Testing for Non-Jointness and Homogeneity with Non-Separable Production Frontiers
Abstract: I show that, by inferring the firm's perceived input prices from its marginal rate of technical substitution, the cost function approach of Hall (1973) can be adapted to test for non-jointness of the production technology when firms face adjustment costs or have input market power. Additionally, for a firm with a two-output, non-joint technology the returns to scale for a given product is the ratio of the change in the product’s aggregate input elasticity to the concurrent change in the output transformation elasticity along the production frontier. These results can be used to test for homogeneity of the technology and provide guidance on what non-parametric forms to choose when estimating flexible non-joint production frontiers.
Partition Dependent Expected Utility (joint with Agustin Troccoli-Moretti)

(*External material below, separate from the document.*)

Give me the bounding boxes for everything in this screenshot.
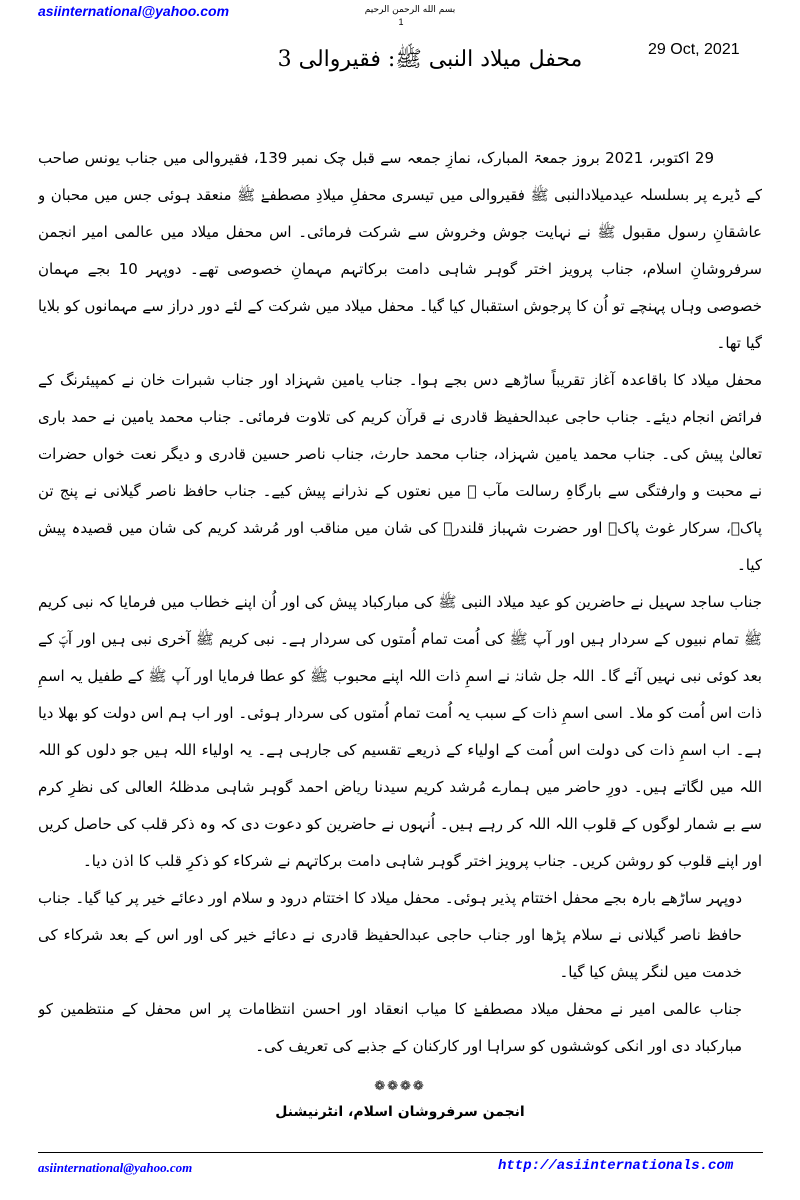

Abstract: In this paper, we study choice under objective risk where the primitive is enriched to include an exogenous equivalence relation on the space of lotteries. We seek conditions on this enlarged primitive ensuring the existence of an expected utility representation in which the Bernoulli utility index may depend on the partition generated by the equivalence relation. We term this model the Partition Dependent Expected Utility (PDEU) and show examples of recent choice models in the literature on non-expected utility that fall into this class. We prove representation theorems characterizing PDEU preferences when the partition generates convex cells, and under different continuity assumptions. Our theorems address partitions with both countable and uncountable elements, with cells that can be lower-dimensional, fully dimensional, or a combination of both. We show that for fully dimensional cells, the parameters of the representation are suitably unique, but this is not the case for lower-dimensional cells. We conclude with a discussion of the technical challenges that may arise when studying partitions with non-convex cells.
State of UK Competition Report 2024 (joint with Amanda Ereyi, Fizza Jabbar, Joel Kariel, Luke McWatters, Rajssa Mechelli, Max Read, and Jakob Schneebacher) CMA Microeconomics Unit Report, 2024.
Competition and Market Power in UK Labour Markets (joint with Joel Kariel, Renisha Rana, Max Read, Ana Rincon Aznar, and Jakob Schneebacher) CMA Microeconomics Unit Report, 2024.